IMO, time (in addition to WotC's PR incompetence) is the critical factor. I think that we get bored with our rules and books after a while. We squeeze whatever good easy fun out of them that we can...and then we start to tire of them. The trouble is that this boredom takes far longer to set in (several years at least) than the "new edition" turnaround time that WotC needs to keep D&D a viable business on an ongoing basis (apparently less than 5 years). This puts WotC in the awkward position of pooh-poohing a product that they just sold you a year or two ago, or "updating" rules that you didn't think were an issue.* We just aren't bored with the system by the time a new edition is coming out.

Personally, I suspect that 5e may be the "farewell" edition. That WotC puts it out, and then only meagerly supports for a few years before closing the department. Provided someone remembers to check in 10 years, they might whip out a 6e or something to take advantage of that boredom.
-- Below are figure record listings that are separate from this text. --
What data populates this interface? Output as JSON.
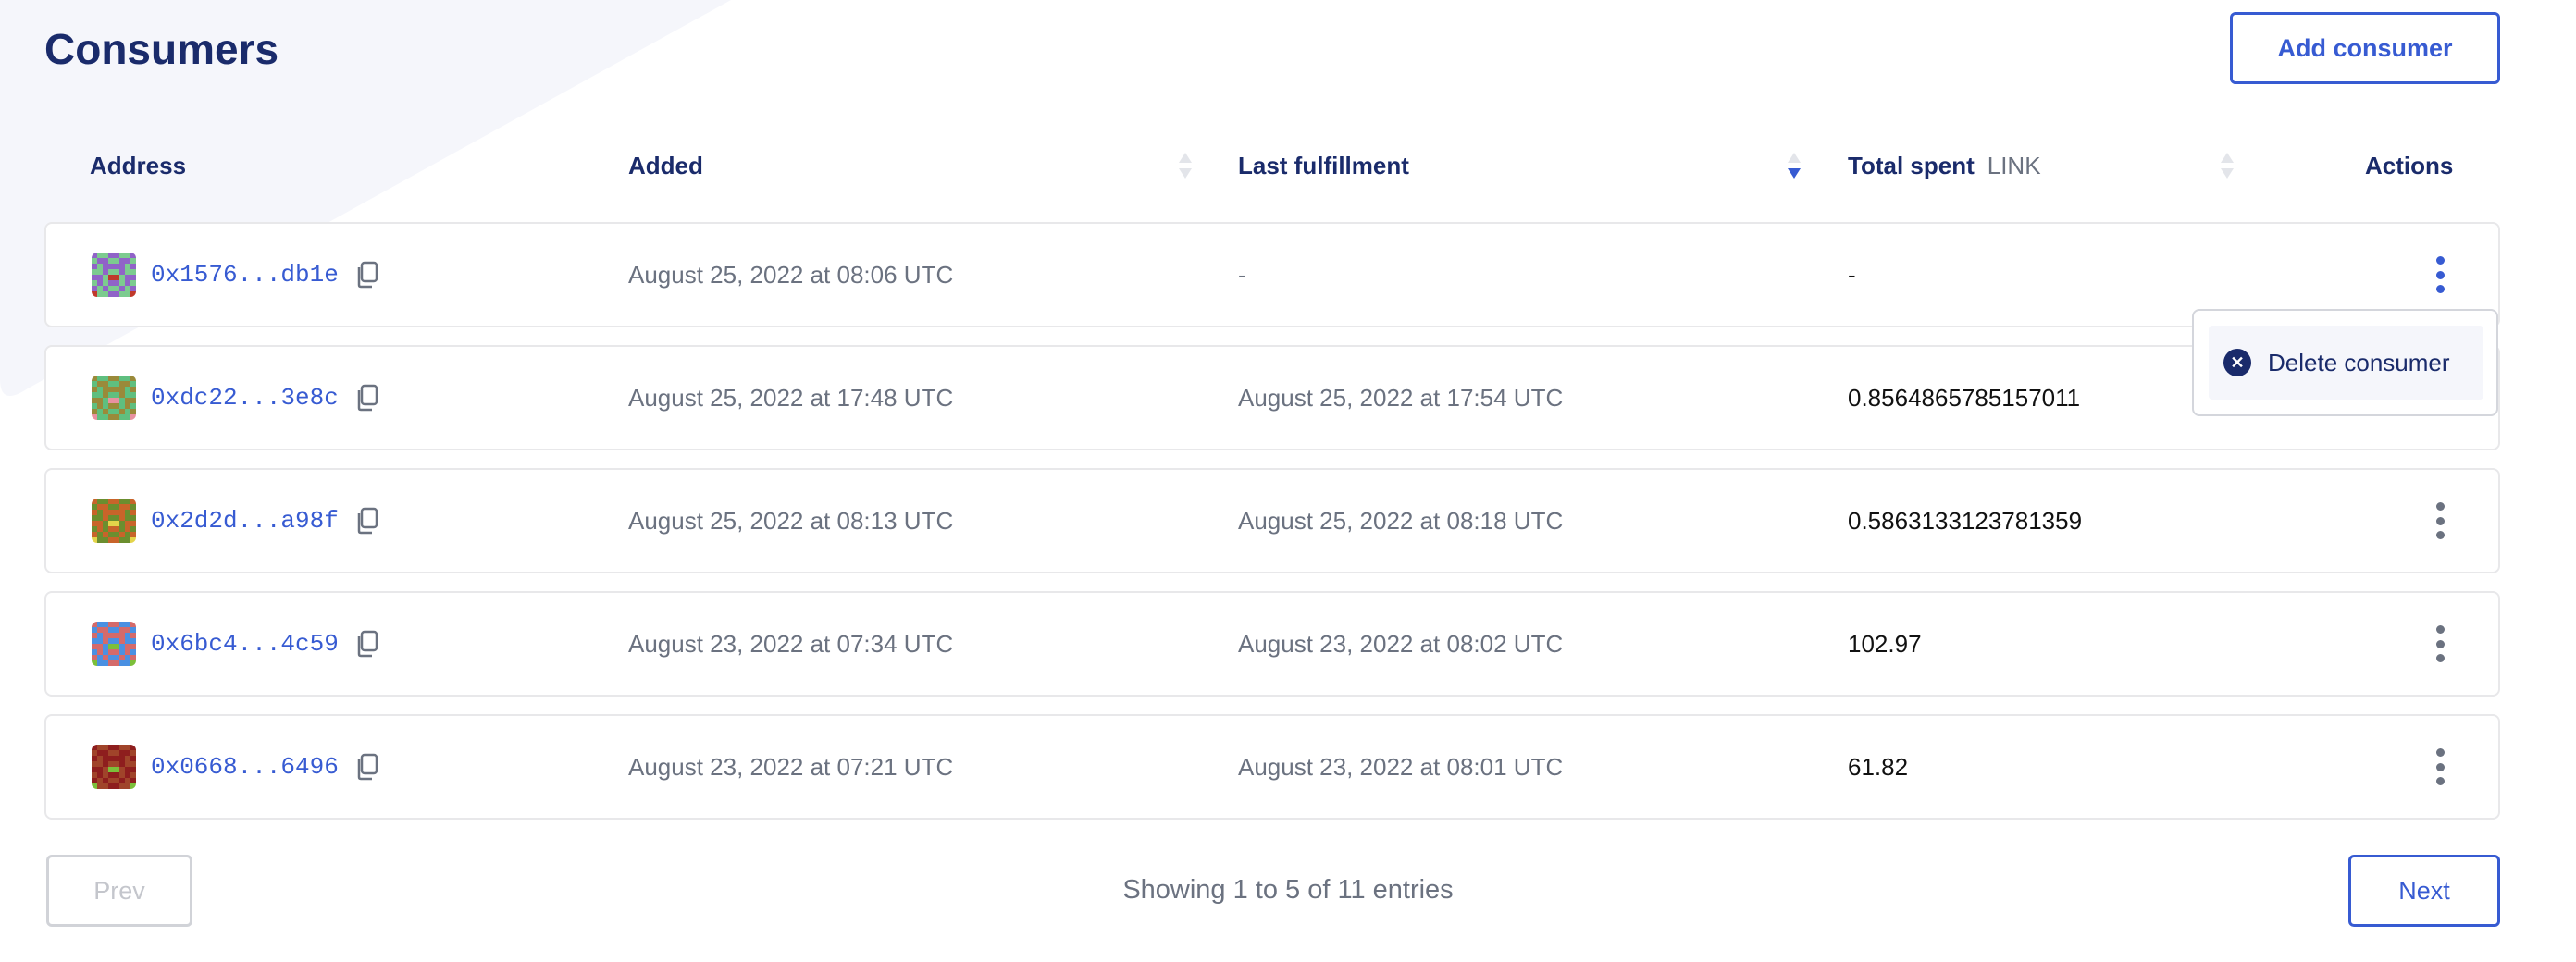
{
  "page": {
    "title": "Consumers",
    "add_button": "Add consumer"
  },
  "colors": {
    "accent": "#375bd2",
    "heading": "#1a2b6b",
    "muted": "#6b7280",
    "background_shape": "#f5f6fb"
  },
  "table": {
    "headers": {
      "address": "Address",
      "added": "Added",
      "last_fulfillment": "Last fulfillment",
      "total_spent": "Total spent",
      "total_spent_unit": "LINK",
      "actions": "Actions"
    },
    "sort": {
      "column": "last_fulfillment",
      "direction": "descending"
    },
    "rows": [
      {
        "address": "0x1576...db1e",
        "added": "August 25, 2022 at 08:06 UTC",
        "last_fulfillment": "-",
        "total_spent": "-",
        "avatar_colors": [
          "#7ccb8f",
          "#9063c8",
          "#c0392b"
        ]
      },
      {
        "address": "0xdc22...3e8c",
        "added": "August 25, 2022 at 17:48 UTC",
        "last_fulfillment": "August 25, 2022 at 17:54 UTC",
        "total_spent": "0.8564865785157011",
        "avatar_colors": [
          "#5fbf7f",
          "#9a8a3a",
          "#e891a0"
        ]
      },
      {
        "address": "0x2d2d...a98f",
        "added": "August 25, 2022 at 08:13 UTC",
        "last_fulfillment": "August 25, 2022 at 08:18 UTC",
        "total_spent": "0.5863133123781359",
        "avatar_colors": [
          "#6b8e2f",
          "#c8642a",
          "#e3d44a"
        ]
      },
      {
        "address": "0x6bc4...4c59",
        "added": "August 23, 2022 at 07:34 UTC",
        "last_fulfillment": "August 23, 2022 at 08:02 UTC",
        "total_spent": "102.97",
        "avatar_colors": [
          "#4a90e2",
          "#d46a6a",
          "#7cbf3a"
        ]
      },
      {
        "address": "0x0668...6496",
        "added": "August 23, 2022 at 07:21 UTC",
        "last_fulfillment": "August 23, 2022 at 08:01 UTC",
        "total_spent": "61.82",
        "avatar_colors": [
          "#a0442a",
          "#8e1e1e",
          "#7cbf3a"
        ]
      }
    ]
  },
  "actions_menu": {
    "open_for_row": 0,
    "items": [
      {
        "label": "Delete consumer",
        "icon": "x-circle-icon"
      }
    ]
  },
  "pagination": {
    "prev": "Prev",
    "next": "Next",
    "status": "Showing 1 to 5 of 11 entries",
    "prev_disabled": true
  }
}
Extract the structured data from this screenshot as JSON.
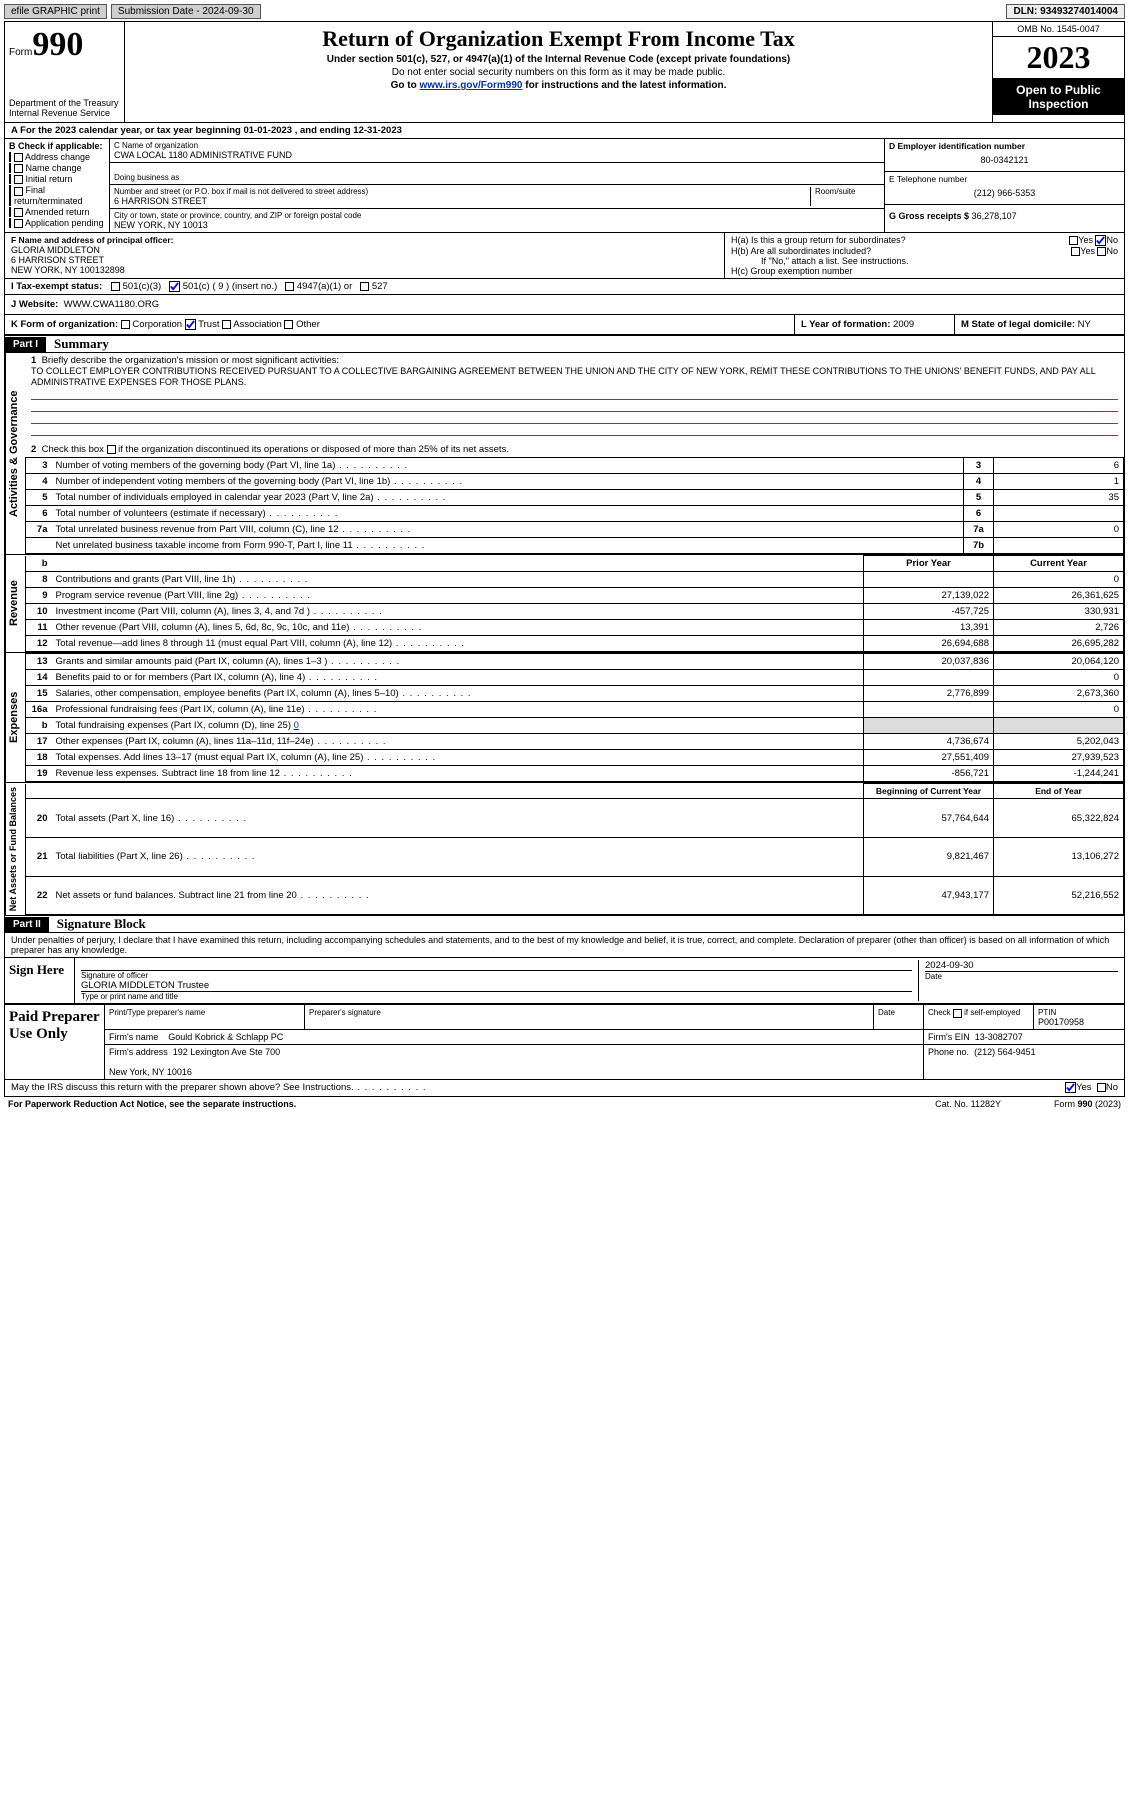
{
  "topbar": {
    "efile": "efile GRAPHIC print",
    "sub_label": "Submission Date - 2024-09-30",
    "dln": "DLN: 93493274014004"
  },
  "header": {
    "form_word": "Form",
    "form_num": "990",
    "dept": "Department of the Treasury\nInternal Revenue Service",
    "title": "Return of Organization Exempt From Income Tax",
    "sub1": "Under section 501(c), 527, or 4947(a)(1) of the Internal Revenue Code (except private foundations)",
    "sub2": "Do not enter social security numbers on this form as it may be made public.",
    "sub3_a": "Go to ",
    "sub3_link": "www.irs.gov/Form990",
    "sub3_b": " for instructions and the latest information.",
    "omb": "OMB No. 1545-0047",
    "year": "2023",
    "public": "Open to Public Inspection"
  },
  "rowA": "A For the 2023 calendar year, or tax year beginning 01-01-2023    , and ending 12-31-2023",
  "boxB": {
    "label": "B Check if applicable:",
    "items": [
      "Address change",
      "Name change",
      "Initial return",
      "Final return/terminated",
      "Amended return",
      "Application pending"
    ]
  },
  "boxC": {
    "label": "C Name of organization",
    "name": "CWA LOCAL 1180 ADMINISTRATIVE FUND",
    "dba_label": "Doing business as",
    "addr_label": "Number and street (or P.O. box if mail is not delivered to street address)",
    "room_label": "Room/suite",
    "addr": "6 HARRISON STREET",
    "city_label": "City or town, state or province, country, and ZIP or foreign postal code",
    "city": "NEW YORK, NY  10013"
  },
  "boxD": {
    "label": "D Employer identification number",
    "value": "80-0342121"
  },
  "boxE": {
    "label": "E Telephone number",
    "value": "(212) 966-5353"
  },
  "boxG": {
    "label": "G Gross receipts $",
    "value": "36,278,107"
  },
  "boxF": {
    "label": "F Name and address of principal officer:",
    "name": "GLORIA MIDDLETON",
    "addr1": "6 HARRISON STREET",
    "addr2": "NEW YORK, NY  100132898"
  },
  "boxH": {
    "a": "H(a)  Is this a group return for subordinates?",
    "b": "H(b)  Are all subordinates included?",
    "note": "If \"No,\" attach a list. See instructions.",
    "c": "H(c)  Group exemption number ",
    "yes": "Yes",
    "no": "No"
  },
  "boxI": {
    "label": "I  Tax-exempt status:",
    "c3": "501(c)(3)",
    "c_paren": "501(c) ( 9 ) (insert no.)",
    "a1": "4947(a)(1) or",
    "s527": "527"
  },
  "boxJ": {
    "label": "J  Website:",
    "value": "WWW.CWA1180.ORG"
  },
  "boxK": {
    "label": "K Form of organization:",
    "corp": "Corporation",
    "trust": "Trust",
    "assoc": "Association",
    "other": "Other"
  },
  "boxL": {
    "label": "L Year of formation:",
    "value": "2009"
  },
  "boxM": {
    "label": "M State of legal domicile:",
    "value": "NY"
  },
  "part1": {
    "hdr": "Part I",
    "title": "Summary",
    "vlabels": [
      "Activities & Governance",
      "Revenue",
      "Expenses",
      "Net Assets or Fund Balances"
    ],
    "l1": "Briefly describe the organization's mission or most significant activities:",
    "mission": "TO COLLECT EMPLOYER CONTRIBUTIONS RECEIVED PURSUANT TO A COLLECTIVE BARGAINING AGREEMENT BETWEEN THE UNION AND THE CITY OF NEW YORK, REMIT THESE CONTRIBUTIONS TO THE UNIONS' BENEFIT FUNDS, AND PAY ALL ADMINISTRATIVE EXPENSES FOR THOSE PLANS.",
    "l2": "Check this box      if the organization discontinued its operations or disposed of more than 25% of its net assets.",
    "rows_gov": [
      {
        "n": "3",
        "d": "Number of voting members of the governing body (Part VI, line 1a)",
        "b": "3",
        "v": "6"
      },
      {
        "n": "4",
        "d": "Number of independent voting members of the governing body (Part VI, line 1b)",
        "b": "4",
        "v": "1"
      },
      {
        "n": "5",
        "d": "Total number of individuals employed in calendar year 2023 (Part V, line 2a)",
        "b": "5",
        "v": "35"
      },
      {
        "n": "6",
        "d": "Total number of volunteers (estimate if necessary)",
        "b": "6",
        "v": ""
      },
      {
        "n": "7a",
        "d": "Total unrelated business revenue from Part VIII, column (C), line 12",
        "b": "7a",
        "v": "0"
      },
      {
        "n": "",
        "d": "Net unrelated business taxable income from Form 990-T, Part I, line 11",
        "b": "7b",
        "v": ""
      }
    ],
    "col_hdrs": {
      "b": "b",
      "prior": "Prior Year",
      "current": "Current Year"
    },
    "rows_rev": [
      {
        "n": "8",
        "d": "Contributions and grants (Part VIII, line 1h)",
        "p": "",
        "c": "0"
      },
      {
        "n": "9",
        "d": "Program service revenue (Part VIII, line 2g)",
        "p": "27,139,022",
        "c": "26,361,625"
      },
      {
        "n": "10",
        "d": "Investment income (Part VIII, column (A), lines 3, 4, and 7d )",
        "p": "-457,725",
        "c": "330,931"
      },
      {
        "n": "11",
        "d": "Other revenue (Part VIII, column (A), lines 5, 6d, 8c, 9c, 10c, and 11e)",
        "p": "13,391",
        "c": "2,726"
      },
      {
        "n": "12",
        "d": "Total revenue—add lines 8 through 11 (must equal Part VIII, column (A), line 12)",
        "p": "26,694,688",
        "c": "26,695,282"
      }
    ],
    "rows_exp": [
      {
        "n": "13",
        "d": "Grants and similar amounts paid (Part IX, column (A), lines 1–3 )",
        "p": "20,037,836",
        "c": "20,064,120"
      },
      {
        "n": "14",
        "d": "Benefits paid to or for members (Part IX, column (A), line 4)",
        "p": "",
        "c": "0"
      },
      {
        "n": "15",
        "d": "Salaries, other compensation, employee benefits (Part IX, column (A), lines 5–10)",
        "p": "2,776,899",
        "c": "2,673,360"
      },
      {
        "n": "16a",
        "d": "Professional fundraising fees (Part IX, column (A), line 11e)",
        "p": "",
        "c": "0"
      }
    ],
    "l16b": "Total fundraising expenses (Part IX, column (D), line 25)",
    "l16b_val": "0",
    "rows_exp2": [
      {
        "n": "17",
        "d": "Other expenses (Part IX, column (A), lines 11a–11d, 11f–24e)",
        "p": "4,736,674",
        "c": "5,202,043"
      },
      {
        "n": "18",
        "d": "Total expenses. Add lines 13–17 (must equal Part IX, column (A), line 25)",
        "p": "27,551,409",
        "c": "27,939,523"
      },
      {
        "n": "19",
        "d": "Revenue less expenses. Subtract line 18 from line 12",
        "p": "-856,721",
        "c": "-1,244,241"
      }
    ],
    "col_hdrs2": {
      "prior": "Beginning of Current Year",
      "current": "End of Year"
    },
    "rows_net": [
      {
        "n": "20",
        "d": "Total assets (Part X, line 16)",
        "p": "57,764,644",
        "c": "65,322,824"
      },
      {
        "n": "21",
        "d": "Total liabilities (Part X, line 26)",
        "p": "9,821,467",
        "c": "13,106,272"
      },
      {
        "n": "22",
        "d": "Net assets or fund balances. Subtract line 21 from line 20",
        "p": "47,943,177",
        "c": "52,216,552"
      }
    ]
  },
  "part2": {
    "hdr": "Part II",
    "title": "Signature Block",
    "perjury": "Under penalties of perjury, I declare that I have examined this return, including accompanying schedules and statements, and to the best of my knowledge and belief, it is true, correct, and complete. Declaration of preparer (other than officer) is based on all information of which preparer has any knowledge.",
    "sign_here": "Sign Here",
    "sig_off": "Signature of officer",
    "date": "Date",
    "date_val": "2024-09-30",
    "officer": "GLORIA MIDDLETON Trustee",
    "type_name": "Type or print name and title",
    "paid": "Paid Preparer Use Only",
    "prep_name_label": "Print/Type preparer's name",
    "prep_sig_label": "Preparer's signature",
    "check_if": "Check        if self-employed",
    "ptin_label": "PTIN",
    "ptin": "P00170958",
    "firm_name_label": "Firm's name",
    "firm_name": "Gould Kobrick & Schlapp PC",
    "firm_ein_label": "Firm's EIN",
    "firm_ein": "13-3082707",
    "firm_addr_label": "Firm's address",
    "firm_addr": "192 Lexington Ave Ste 700",
    "firm_city": "New York, NY  10016",
    "phone_label": "Phone no.",
    "phone": "(212) 564-9451",
    "discuss": "May the IRS discuss this return with the preparer shown above? See Instructions.",
    "yes": "Yes",
    "no": "No"
  },
  "footer": {
    "pra": "For Paperwork Reduction Act Notice, see the separate instructions.",
    "cat": "Cat. No. 11282Y",
    "form": "Form 990 (2023)"
  }
}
I would honestly suspect that to be more along the lines of the 1e-2e "jump", but that's stretching my prognosticating powers. Alternatively, if they find a way to hook us monthly (and if the experience is close enough to tabletop, I might be interested) the game could stay vital for much longer.

Of course, I could be wrong. Making predictions is hard, especially about the future.


*Additional Evidence: Both 3.5 and 4e contain many design elements/motifs that make it easier (theoretically) to play online, and WotC has several times stated, leaked, bragged, or over-confidently announced their desire to create an online D&D experience to mimic the tabletop....thus turning an occasional $30 purchaser into a $5/month subscriber. Why they seem to have soooo much trouble with this is a mystery that I, as an occasional software author and consultant, cannot fathom.